About datamodels

The purpose of the data model is to abstract away the peculiarities of the underlying file format. The same data model may be used for data created from scratch in memory, or loaded from ASDF files or some future file format.

The detailed datamodel structure and specifics are contained in the documentation included with the roman_datamodels package found here.

Each model instance is created to contain a variety of attributes and data that are needed for analysis or to propagate information about the file and the contents of the file. For example, the ImageModel class has the following arrays associated with it:

  • data: The science data

  • dq: The data quality array

  • err: The error array

Along with data arrays the datamodel also contains information about the observation that can include the observation program, exposure information, pointing information and processing steps.

Working with models

Reading a data model

If you have an existing data file it is straightforward to access the file using python.

from roman_datamodels import datamodels as rdm
fn = 'r0019106003005004023_03203_0034_WFI01_cal.asdf'
data_file = rdm.open(fn)
type(data_file)

<class ‘roman_datamodels.datamodels.ImageModel’>

Where the output of the type command tells you that you have imported an ImageModel from roman_datamodels,

Creating a data model from scratch

To create a new ImageModel, you can just:

from roman_datamodels import datamodels as rdm
from roman_datamodels.testing.factories import create_wfi_image
import numpy as np

image_node = create_wfi_image()
image_model = rdm.ImageModel(image_node)
type(image_model)
#<class 'roman_datamodels.datamodels.ImageModel'>

Warning

The values in the file generated by create_wfi_image are intended to be clearly incorrect and should be replaced if the file is intended to be used for anything besides a demonstration.

Creating a data model from a file

The roman_datamodels.open function is a convenient way to create a model from a file on disk. It may be passed any of the following:

  • a path to an ASDF file

  • a readable file-like object

The file will be opened, and based on the nature of the data in the file, the correct data model class will be returned. For example, if the file contains 2-dimensional data, an ImageModel instance will be returned. You will generally want to instantiate a model using a with statement so that the file will be closed automatically when exiting the with block.

from roman_datamodels import datamodels
with datamodels.open("myimage.asdf") as im:
    assert isinstance(im, datamodels.ImageModel)

If you know the type of data stored in the file, or you want to ensure that what is being loaded is of a particular type, use the constructor of the desired concrete class. For example, if you want to ensure that the file being opened contains 2-dimensional image data:

from roman_datamodels.datamodels import ImageModel
with ImageModel("myimage.asdf") as im:
    # raises exception if myimage.asdf is not an image file
    pass

This will raise an exception if the file contains data of the wrong type.

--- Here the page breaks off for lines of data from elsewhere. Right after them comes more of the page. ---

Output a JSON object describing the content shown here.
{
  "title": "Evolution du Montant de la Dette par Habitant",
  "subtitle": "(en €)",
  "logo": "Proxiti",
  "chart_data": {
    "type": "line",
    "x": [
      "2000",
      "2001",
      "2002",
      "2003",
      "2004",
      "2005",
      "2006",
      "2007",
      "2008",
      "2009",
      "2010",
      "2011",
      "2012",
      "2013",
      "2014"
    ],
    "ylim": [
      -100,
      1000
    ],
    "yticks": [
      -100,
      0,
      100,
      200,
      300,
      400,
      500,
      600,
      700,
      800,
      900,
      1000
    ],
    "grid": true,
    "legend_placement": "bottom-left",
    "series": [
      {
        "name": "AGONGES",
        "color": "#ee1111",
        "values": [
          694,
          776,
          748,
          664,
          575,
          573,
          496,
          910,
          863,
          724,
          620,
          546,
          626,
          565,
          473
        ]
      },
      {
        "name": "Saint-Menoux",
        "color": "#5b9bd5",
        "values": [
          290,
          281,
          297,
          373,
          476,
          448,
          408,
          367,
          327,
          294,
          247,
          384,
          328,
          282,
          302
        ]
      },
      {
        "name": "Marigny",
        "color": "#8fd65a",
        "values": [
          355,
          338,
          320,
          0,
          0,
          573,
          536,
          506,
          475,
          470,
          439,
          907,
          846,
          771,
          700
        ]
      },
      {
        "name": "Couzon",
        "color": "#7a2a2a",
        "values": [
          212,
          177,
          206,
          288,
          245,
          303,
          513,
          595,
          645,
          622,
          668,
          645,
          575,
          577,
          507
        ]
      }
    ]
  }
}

Saving a data model to a file

Simply call the save method on the model instance:

im.save("myimage.asdf")

Note

This save always clobbers the output file.

For now the only format supported is ASDF.

Copying a model

To create a new model based on another model, simply use its copy method. This will perform a deep-copy: that is, no changes to the original model will propagate to the new model:

new_model = old_model.copy()

Looking at the contents of a model

You can examine the contents of your model from within python using:

print("\n".join("{: >20}\t{}".format(k, v) for k, v in im.items()), "\n")

which will list the contents of the ImageModel im:

meta.aperture.name  Aperture name c1d861ddaebdb859f619fb2b79ea7bdf
meta.aperture.position_angle        115.33996998457596
meta.cal_step.flat_field    SKIPPED

area        <array (unloaded) shape: [4096, 4096] dtype: float32>
history.description HISTORY of this file
history.time        2021-12-29 14:03:57.465551
history.software.name       roman_datamodels
history.software.author     STSCI
history.software.homepage   https://github.com/spacetelescope/roman_datamodels
history.software.version    0.8

or you can print specifics:

print("\n".join("{: >20}\t{}".format(k, v) for k, v in im.meta.wcsinfo.items()), "\n")
            v2_ref  1312.9491452484797
            v3_ref  -1040.7853726755036
           vparity  -1
          v3yangle  -60.0
            ra_ref  84.49289366006334
           dec_ref  -69.14101326380924
          roll_ref  0.0
          s_region  NONE

Note: These will be incorporated as methods in the data models in a future release.